E con l’ordinanza n. 18244 del 2 ottobre 2012, la Corte di Cassazione ha ancora una volta legittimato l’accertamento analitico induttivo, ex art. 39, c. 1, lett. d, D.P.R. n.600/1973, pur in presenza di contabilità formalmente regolare, ma inattendibile complessivamente, per contrasto con i canoni della ragionevolezza.In questa ipotesi, l’accertamento “è assistito da presunzione di legittimità circa l’operato degli accertatori, nel senso che null’altro l’ufficio è tenuto a provare, se non quanto emerge dal procedimento deduttivo fondato sulle risultanze esposte, mentre grava sul contribuente l’onere di dimostrare la regolarità delle operazioni effettuate, anche in relazione alla contestata antieconomicità delle stesse, senza che sia sufficiente invocare l’apparente regolarità delle annotazioni contabili, perché proprio una tale condotta è di regola alla base di documenti emessi per operazioni inesistenti o di valore di gran lunga eccedente quello effettivo” (cfr. Cassazione, sentenze 951/2009 e 24532/2007).
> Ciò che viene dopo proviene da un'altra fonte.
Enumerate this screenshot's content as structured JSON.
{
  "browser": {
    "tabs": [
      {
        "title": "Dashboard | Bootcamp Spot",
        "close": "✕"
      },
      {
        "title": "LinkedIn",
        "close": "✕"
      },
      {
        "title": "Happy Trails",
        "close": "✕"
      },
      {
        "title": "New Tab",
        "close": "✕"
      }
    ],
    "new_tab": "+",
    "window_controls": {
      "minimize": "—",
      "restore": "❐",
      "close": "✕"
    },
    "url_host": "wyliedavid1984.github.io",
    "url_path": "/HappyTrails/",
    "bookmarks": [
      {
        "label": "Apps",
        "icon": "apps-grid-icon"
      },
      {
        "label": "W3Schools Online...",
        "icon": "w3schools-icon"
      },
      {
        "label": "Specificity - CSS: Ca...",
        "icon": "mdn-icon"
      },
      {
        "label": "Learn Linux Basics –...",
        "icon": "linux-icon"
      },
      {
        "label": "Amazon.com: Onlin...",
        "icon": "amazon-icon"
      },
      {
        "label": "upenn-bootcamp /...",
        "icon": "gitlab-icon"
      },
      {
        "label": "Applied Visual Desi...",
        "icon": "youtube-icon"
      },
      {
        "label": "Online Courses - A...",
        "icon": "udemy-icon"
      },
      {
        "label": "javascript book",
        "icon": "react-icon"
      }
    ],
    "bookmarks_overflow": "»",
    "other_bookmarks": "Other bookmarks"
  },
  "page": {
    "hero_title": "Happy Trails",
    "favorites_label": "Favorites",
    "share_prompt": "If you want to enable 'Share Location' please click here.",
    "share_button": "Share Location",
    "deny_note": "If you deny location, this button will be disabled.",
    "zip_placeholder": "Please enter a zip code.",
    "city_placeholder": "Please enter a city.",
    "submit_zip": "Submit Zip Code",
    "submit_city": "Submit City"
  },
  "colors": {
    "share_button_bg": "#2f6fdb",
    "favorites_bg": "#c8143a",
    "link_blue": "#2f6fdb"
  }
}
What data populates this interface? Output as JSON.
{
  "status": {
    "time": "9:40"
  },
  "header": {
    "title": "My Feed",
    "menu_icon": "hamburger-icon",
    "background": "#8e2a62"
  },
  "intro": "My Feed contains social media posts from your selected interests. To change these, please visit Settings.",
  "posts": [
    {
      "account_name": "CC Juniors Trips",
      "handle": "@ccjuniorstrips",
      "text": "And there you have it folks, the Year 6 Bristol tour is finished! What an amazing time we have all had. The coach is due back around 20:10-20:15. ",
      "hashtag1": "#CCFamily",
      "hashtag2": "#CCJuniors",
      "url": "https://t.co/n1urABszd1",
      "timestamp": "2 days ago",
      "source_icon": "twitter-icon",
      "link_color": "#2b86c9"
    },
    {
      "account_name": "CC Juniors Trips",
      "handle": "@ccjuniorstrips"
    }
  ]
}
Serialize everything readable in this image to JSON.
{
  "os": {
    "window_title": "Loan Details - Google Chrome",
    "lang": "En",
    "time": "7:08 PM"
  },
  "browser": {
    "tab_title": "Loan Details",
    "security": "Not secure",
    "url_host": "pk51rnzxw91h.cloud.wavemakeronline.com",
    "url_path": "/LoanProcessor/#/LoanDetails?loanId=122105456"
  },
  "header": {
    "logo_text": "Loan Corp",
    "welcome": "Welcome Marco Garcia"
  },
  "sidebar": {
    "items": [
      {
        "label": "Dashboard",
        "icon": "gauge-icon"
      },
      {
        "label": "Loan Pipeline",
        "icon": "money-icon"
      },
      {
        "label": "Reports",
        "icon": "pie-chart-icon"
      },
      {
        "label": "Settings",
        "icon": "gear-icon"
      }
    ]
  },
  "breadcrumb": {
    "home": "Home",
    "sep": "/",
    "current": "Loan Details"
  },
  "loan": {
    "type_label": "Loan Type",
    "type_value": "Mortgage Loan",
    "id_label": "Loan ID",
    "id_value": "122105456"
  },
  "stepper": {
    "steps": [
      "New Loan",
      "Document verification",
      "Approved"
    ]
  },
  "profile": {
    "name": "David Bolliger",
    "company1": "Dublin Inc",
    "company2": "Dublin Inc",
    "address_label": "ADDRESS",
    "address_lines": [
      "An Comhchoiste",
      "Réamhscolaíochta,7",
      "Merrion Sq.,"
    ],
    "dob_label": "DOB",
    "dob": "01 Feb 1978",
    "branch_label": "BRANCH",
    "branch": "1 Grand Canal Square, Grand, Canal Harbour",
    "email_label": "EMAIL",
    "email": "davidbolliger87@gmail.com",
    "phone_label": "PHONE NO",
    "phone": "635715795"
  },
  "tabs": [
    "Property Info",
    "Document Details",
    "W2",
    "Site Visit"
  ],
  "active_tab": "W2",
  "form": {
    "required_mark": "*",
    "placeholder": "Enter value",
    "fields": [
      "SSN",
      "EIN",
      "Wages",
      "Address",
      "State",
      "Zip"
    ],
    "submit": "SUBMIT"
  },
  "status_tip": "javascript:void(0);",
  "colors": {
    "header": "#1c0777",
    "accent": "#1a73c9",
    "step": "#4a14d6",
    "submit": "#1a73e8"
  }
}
La sentenza che si annota conferma l’ulteriore principio secondo cui, acclarata la legittimità degli accertamenti fondati sull’antieconomicità, spetta al contribuente confutare l’assunto accertativo, ed è sostanzialmente conforme all’ordinanza della Corte di Cassazione (n. 14798 depositata il 4 settembre 2012) che aveva già ritenuto legittimo il potere dell’amministrazione finanziaria, in sede di accertamento, di valutare la congruità dei costi e dei ricavi, spostando l’onere della prova sul contribuente.

1 dicembre 2014

Gianfranco Antico

1 LUPI, Manuale giuridico professionale di diritto tributario, Milano, 2001, pag.579.

2 AMATUCCI-AMATUCCI, Il binomio presunzioni-razionalità economica nella tematica dell’accertamento tributario, in “il fisco”, n.22/2003, fascicolo n. 1, pag. 3379.

3 LUPI, Manuale giuridico professionale di diritto tributario, Milano, 2001, pag. 580.

4 Cfr. PALUMBO, L’elusione fiscale e il concetto di abuso del diritto, in Rivista della SSEF, 2007.